HaS-Net: A Heal and Select Mechanism to Securely Train DNNs against
Backdoor Attacks
Abstract
We have witnessed the continuing arms race between backdoor attacks and
the corresponding defense strategies on Deep Neural Networks (DNNs).
However, most state-of-the-art defenses rely on the statistical
sanitization of inputs or latent DNN representations to
capture trojan behavior. In this paper, we first challenge the
robustness of many recently reported defenses by introducing a novel
variant of the targeted backdoor attack, called low-confidence
backdoor attack. Low-confidence attack inserts the backdoor by
assigning uniformly distributed probabilistic labels to the poisoned
training samples, and is applicable to many practical scenarios such as
Federated Learning and model-reuse cases. We evaluate our attack against
five state-of-the-art defense methods, viz., STRIP, Gradient-Shaping,
Februus, ULP-defense and ABS-defense, under the same threat model as
assumed by the respective defenses and achieve Attack Success Rates
(ASRs) of 99\%, 63.73%, 91.2%, 80% and 100%,
respectively.
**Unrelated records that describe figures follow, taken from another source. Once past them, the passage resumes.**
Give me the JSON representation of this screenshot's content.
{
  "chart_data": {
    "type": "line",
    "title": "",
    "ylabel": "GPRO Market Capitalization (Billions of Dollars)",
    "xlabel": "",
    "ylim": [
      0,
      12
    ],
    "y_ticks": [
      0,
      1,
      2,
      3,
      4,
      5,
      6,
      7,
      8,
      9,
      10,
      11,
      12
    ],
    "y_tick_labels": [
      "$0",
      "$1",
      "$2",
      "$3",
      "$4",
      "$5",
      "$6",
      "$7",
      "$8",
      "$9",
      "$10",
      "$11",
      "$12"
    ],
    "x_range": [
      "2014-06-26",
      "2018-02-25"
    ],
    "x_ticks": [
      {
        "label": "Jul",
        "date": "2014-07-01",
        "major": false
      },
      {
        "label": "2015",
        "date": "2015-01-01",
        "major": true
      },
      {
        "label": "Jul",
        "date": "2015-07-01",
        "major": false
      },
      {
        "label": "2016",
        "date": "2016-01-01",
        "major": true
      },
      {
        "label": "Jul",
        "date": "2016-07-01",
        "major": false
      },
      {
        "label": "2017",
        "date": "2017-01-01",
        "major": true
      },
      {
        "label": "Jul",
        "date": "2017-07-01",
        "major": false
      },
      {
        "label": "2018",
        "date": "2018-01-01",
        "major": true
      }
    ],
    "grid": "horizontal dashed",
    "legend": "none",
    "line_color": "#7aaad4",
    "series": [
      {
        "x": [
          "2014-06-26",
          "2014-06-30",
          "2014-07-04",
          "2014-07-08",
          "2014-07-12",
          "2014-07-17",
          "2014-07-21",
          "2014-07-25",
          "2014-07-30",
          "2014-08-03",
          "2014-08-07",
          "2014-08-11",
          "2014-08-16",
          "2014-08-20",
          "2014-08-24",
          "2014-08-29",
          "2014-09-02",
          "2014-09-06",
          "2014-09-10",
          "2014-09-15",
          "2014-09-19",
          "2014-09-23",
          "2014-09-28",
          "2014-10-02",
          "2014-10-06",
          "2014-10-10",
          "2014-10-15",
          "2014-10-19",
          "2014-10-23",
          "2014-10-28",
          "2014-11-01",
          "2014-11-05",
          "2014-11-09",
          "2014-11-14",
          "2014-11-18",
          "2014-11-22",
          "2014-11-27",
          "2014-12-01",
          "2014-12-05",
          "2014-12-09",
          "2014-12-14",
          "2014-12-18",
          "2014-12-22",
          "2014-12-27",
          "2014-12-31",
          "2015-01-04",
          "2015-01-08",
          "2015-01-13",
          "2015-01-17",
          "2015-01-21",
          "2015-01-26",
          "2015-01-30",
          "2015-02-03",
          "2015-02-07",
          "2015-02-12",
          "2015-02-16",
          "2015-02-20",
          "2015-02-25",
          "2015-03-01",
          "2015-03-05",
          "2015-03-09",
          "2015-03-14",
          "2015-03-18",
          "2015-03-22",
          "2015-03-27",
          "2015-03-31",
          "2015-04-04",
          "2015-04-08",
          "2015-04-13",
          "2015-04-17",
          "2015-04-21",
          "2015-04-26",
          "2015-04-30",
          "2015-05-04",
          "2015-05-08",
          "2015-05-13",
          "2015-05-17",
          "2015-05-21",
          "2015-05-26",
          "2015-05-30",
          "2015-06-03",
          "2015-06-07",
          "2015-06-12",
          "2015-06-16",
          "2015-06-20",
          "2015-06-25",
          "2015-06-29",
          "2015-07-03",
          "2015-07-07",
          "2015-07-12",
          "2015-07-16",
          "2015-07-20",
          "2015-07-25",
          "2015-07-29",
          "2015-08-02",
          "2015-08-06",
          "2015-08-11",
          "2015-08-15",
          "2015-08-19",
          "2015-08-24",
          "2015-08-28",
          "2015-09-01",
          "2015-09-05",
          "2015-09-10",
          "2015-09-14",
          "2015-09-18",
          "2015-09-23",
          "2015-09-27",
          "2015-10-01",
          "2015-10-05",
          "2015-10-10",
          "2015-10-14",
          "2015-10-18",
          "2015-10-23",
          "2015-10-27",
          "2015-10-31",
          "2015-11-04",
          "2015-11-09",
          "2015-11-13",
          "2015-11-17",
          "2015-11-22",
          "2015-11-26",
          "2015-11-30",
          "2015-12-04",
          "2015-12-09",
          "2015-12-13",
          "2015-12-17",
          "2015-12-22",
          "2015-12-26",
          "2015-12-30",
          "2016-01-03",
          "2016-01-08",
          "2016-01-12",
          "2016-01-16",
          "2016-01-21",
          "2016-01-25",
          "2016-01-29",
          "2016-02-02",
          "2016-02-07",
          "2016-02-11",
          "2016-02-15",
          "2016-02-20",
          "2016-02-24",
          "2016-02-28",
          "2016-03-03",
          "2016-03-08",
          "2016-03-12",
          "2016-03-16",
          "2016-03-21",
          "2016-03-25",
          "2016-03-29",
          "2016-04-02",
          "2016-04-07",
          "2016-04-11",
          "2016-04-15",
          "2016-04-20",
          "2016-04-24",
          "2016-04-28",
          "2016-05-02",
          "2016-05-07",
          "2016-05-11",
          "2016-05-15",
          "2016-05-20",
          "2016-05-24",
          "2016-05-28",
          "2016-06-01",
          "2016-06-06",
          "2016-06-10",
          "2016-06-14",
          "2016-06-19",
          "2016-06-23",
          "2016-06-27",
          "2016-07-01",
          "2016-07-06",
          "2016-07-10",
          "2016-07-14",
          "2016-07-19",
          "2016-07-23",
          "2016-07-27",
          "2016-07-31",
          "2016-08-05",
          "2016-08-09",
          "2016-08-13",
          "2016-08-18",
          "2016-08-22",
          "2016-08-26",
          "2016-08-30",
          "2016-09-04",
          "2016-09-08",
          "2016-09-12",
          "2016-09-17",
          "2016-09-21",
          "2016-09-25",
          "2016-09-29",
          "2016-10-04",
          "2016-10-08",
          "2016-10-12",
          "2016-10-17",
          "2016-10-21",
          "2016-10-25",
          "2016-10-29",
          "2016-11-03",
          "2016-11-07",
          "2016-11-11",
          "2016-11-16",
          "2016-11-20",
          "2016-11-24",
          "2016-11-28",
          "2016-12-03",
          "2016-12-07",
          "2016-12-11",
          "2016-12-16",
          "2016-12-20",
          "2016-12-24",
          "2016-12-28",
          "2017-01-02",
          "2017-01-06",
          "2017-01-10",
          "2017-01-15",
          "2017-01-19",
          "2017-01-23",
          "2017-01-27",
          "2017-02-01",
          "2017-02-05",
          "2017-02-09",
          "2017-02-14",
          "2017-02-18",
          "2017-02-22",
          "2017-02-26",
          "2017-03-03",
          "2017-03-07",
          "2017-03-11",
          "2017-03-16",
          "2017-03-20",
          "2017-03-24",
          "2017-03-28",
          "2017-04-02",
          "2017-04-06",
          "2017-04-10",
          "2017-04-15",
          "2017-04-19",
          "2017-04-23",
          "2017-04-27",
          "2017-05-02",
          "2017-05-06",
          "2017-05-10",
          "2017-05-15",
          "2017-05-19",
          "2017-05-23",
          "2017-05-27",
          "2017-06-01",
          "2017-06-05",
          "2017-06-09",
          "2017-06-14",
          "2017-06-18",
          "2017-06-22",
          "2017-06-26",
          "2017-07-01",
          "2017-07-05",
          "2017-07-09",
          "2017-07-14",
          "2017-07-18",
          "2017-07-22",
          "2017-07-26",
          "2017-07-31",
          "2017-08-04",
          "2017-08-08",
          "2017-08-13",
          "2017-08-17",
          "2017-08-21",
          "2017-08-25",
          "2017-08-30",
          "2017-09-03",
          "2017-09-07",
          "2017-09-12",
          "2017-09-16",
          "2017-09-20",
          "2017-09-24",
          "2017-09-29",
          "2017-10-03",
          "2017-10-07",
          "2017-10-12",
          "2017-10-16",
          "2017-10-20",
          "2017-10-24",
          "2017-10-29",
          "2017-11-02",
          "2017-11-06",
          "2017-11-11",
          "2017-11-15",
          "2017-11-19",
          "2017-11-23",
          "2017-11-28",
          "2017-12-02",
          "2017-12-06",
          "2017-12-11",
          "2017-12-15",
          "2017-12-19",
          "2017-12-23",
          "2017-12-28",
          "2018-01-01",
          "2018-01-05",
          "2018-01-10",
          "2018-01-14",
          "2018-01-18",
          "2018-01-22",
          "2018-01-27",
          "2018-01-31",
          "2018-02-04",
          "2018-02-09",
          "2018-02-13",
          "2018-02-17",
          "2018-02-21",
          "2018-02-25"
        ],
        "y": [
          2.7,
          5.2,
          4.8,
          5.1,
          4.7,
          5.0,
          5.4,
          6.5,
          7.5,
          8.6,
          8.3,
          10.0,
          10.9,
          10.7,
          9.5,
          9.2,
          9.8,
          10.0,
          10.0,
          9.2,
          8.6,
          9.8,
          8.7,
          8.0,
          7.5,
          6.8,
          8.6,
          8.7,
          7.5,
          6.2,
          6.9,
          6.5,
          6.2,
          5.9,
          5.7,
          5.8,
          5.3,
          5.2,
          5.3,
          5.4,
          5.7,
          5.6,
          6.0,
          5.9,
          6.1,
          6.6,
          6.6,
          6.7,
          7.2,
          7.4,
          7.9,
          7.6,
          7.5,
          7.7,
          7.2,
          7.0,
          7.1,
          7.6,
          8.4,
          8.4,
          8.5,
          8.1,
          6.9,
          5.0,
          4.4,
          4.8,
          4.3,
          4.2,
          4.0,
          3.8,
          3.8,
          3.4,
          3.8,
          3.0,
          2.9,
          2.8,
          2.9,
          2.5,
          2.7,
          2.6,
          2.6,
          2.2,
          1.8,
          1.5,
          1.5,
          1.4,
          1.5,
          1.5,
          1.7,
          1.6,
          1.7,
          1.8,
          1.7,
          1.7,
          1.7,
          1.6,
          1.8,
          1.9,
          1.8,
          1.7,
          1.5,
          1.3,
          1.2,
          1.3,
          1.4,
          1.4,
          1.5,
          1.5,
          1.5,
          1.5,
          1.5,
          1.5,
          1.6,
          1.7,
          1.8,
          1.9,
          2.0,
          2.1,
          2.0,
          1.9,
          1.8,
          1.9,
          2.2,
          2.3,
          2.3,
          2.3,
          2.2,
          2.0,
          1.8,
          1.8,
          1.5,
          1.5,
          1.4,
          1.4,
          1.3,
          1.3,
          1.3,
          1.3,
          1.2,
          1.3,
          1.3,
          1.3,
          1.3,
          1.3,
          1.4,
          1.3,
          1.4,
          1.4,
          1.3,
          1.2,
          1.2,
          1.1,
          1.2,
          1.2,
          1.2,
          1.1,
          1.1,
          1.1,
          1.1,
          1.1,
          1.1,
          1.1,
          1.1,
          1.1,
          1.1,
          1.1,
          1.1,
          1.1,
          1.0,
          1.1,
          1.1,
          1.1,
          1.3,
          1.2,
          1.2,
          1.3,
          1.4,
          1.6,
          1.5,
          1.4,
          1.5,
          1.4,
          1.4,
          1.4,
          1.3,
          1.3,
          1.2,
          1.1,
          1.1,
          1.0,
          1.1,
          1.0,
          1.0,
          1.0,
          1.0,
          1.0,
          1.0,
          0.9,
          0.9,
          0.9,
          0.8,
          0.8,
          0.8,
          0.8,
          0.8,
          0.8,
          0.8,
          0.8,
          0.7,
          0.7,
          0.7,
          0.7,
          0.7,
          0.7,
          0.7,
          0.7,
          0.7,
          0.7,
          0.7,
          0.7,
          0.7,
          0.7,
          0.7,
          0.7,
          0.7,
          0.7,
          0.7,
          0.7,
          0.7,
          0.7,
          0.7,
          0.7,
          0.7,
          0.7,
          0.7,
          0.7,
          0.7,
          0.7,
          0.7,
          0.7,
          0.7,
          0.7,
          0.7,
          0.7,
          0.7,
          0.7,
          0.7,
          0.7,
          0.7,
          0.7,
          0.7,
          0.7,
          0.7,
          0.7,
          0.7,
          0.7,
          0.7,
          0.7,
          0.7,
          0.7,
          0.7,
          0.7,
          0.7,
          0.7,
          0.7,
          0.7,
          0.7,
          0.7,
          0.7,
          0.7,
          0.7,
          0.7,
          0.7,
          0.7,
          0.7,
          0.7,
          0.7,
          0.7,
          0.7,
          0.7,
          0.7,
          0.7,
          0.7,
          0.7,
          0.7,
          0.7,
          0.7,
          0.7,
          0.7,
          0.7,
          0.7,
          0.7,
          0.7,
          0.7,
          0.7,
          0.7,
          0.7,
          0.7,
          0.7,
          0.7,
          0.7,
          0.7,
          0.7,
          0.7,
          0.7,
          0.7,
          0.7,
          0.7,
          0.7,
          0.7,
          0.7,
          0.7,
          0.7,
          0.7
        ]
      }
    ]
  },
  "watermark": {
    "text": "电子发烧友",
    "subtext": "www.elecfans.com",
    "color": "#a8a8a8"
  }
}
After carefully studying the properties of the
state-of-the-art attacks, including low-confidence attacks, we present
HaS-Net, a mechanism to securely train DNNs against a number of
backdoor attacks under the data-collection scenario. For this purpose,
we use a reasonably small healing dataset, approximately 2% to 15% the
size of training data, to heal the network at each iteration. We
evaluate our defense for different datasets—Fashion-MNIST, CIFAR-10,
Celebrity Face, Consumer Complaint and Urban Sound—and network
architectures—MLPs, 2D-CNNs, 1D-CNNs—and against several attack
configurations—standard backdoor attacks, invisible backdoor attacks,
label-consistent attack and all-trojan backdoor attack, including their
low-confidence variants. Our experiments show that HaS-Nets can
decrease ASRs from over 90% to less than 15%, independent of the
dataset, attack configuration and network architecture.